Now the historical society, with an energized board, has figured out that the power of local history is in celebrating it, sharing it, and building enthusiasm around it. But repeated efforts to find a permanent physical home for the always cash-shy society have been frustrated by challenging circumstances.
It seemed back in 2015 that a workable solution had finally been found as the society entered into a rent-to-own pact with a local church, First United, facing a long-term decline in congregants. But, as happens, with old, untended buildings, they decay, they leak and someone must foot the repair bills. So far, the society and the church have not come to an agreeable solution and so the society has been actively relocating its fragile collection to other venues.
We’d like to think the two sides could resolve this to the mutual good. In the meantime, we’ll take the optimism and the determination of Jerry Lordan, the society’s president, who says, “the best years are still ahead of the Historical Society. … I have more optimism and confidence in our future than I’ve ever had.”
And so do we.
209 plans ahead
You know a taxing body is in trouble when it stops spending on its own facilities. The District 209 public high schools have lurched from one emergency repair to another as poor leadership, unstable administration and a breakdown in planning and priorities laid this district low.

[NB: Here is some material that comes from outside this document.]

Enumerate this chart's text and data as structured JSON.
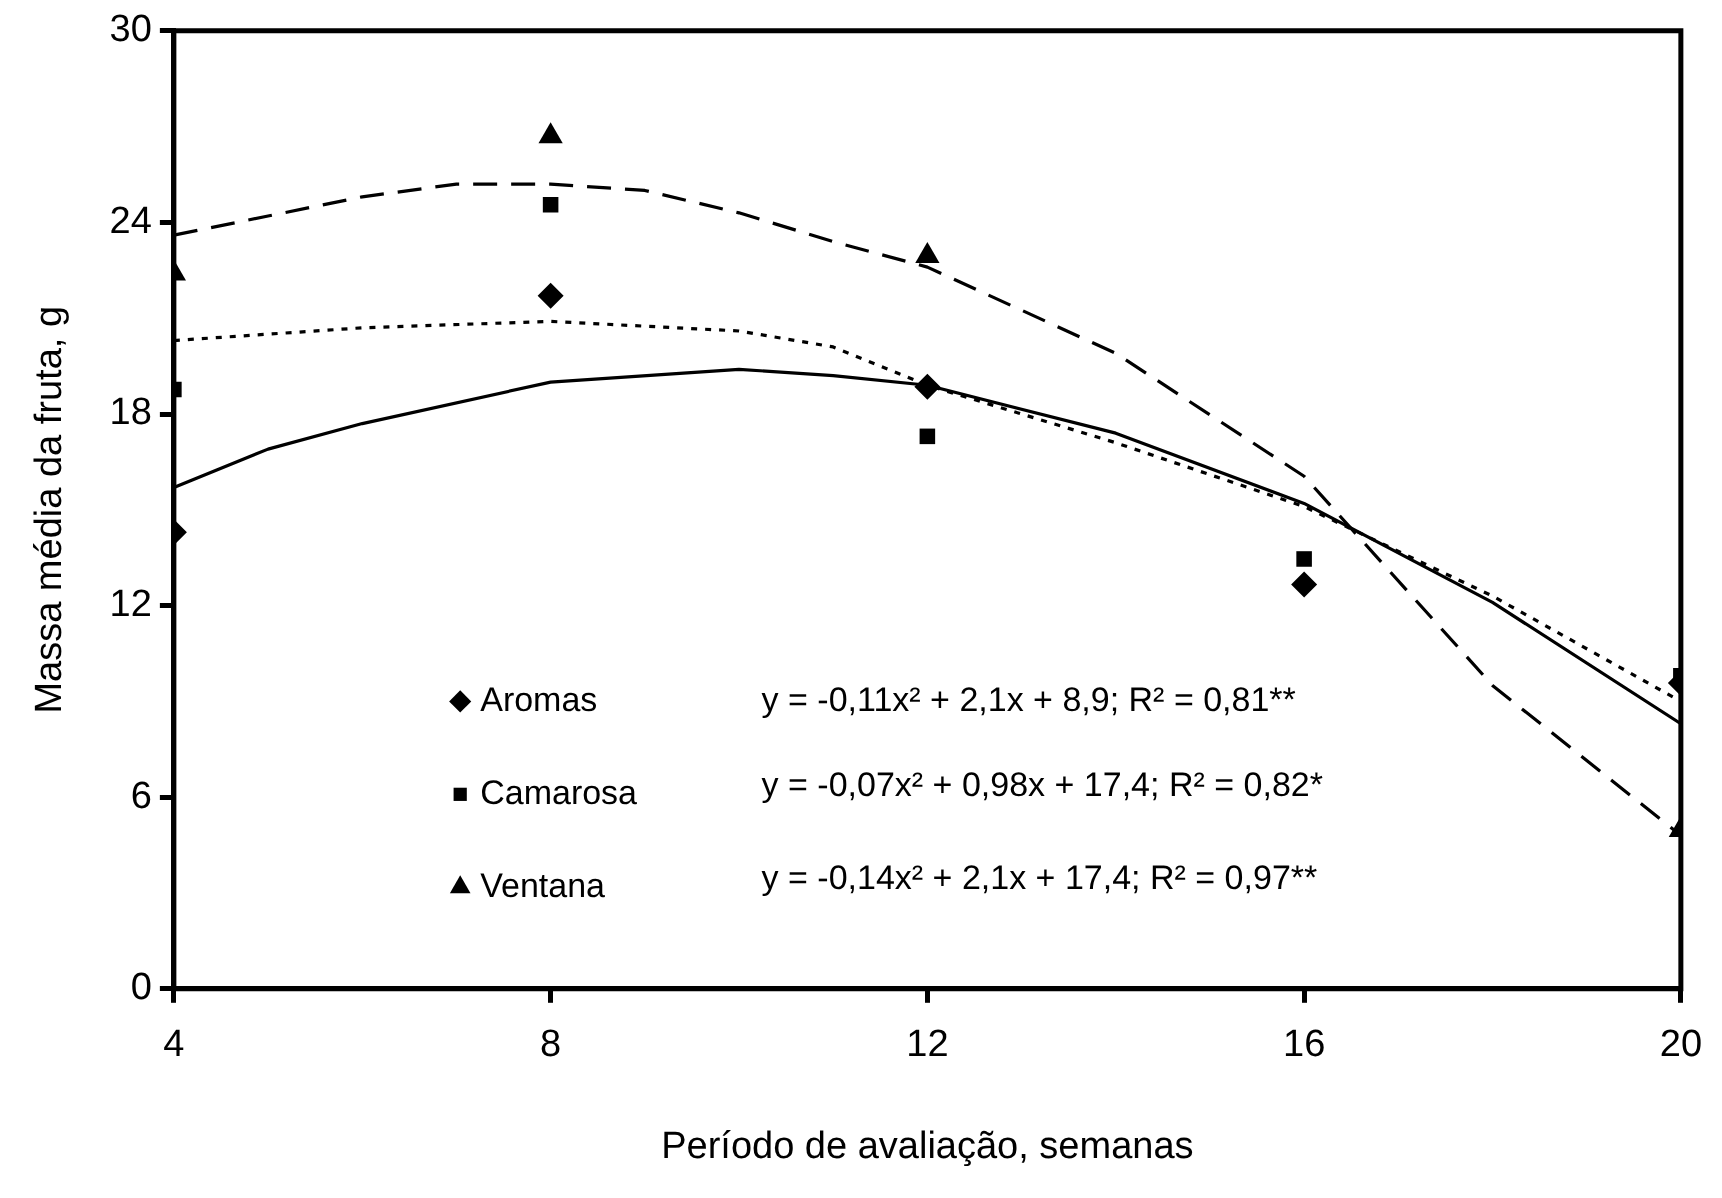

Now the newly focused school board and administration have let a $320,000 contract to a distinguished Chicago architecture firm which will undertake a multi-dimensional process to study enrollment trends, technology upgrades, facility conditions, and changing curriculums and the impact on classroom uses. And all of this year-long study comes with multiple opportunities for community input.
By next spring, District 209 will finally have a complete understanding of its facilities needs and opportunities. Hard choices will follow. But this is one more sign that that Proviso high schools are being run with a focus on students, by community-focused grown-ups, and that these schools will rise once more.
Fireworks are back!
We understood completely back in 2012 when the Park District of Forest Park put a moratorium on the 4th of July fireworks. There were legitimate public safety concerns owing to both oversized crowds and some knuckleheaded youth looking to show off.
But we’re very happy to see the fireworks return to the park this 4th. The park district and the police department are working hand in hand in pre-planning. There is less out-of-town publicity, the day’s activities have been shortened and everyone will be paying close attention.
It is great for Forest Park to come thoughtfully back around to this grand tradition. Thanks to Forest Park National Bank, our local bank, for being a primary sponsor of the fireworks show.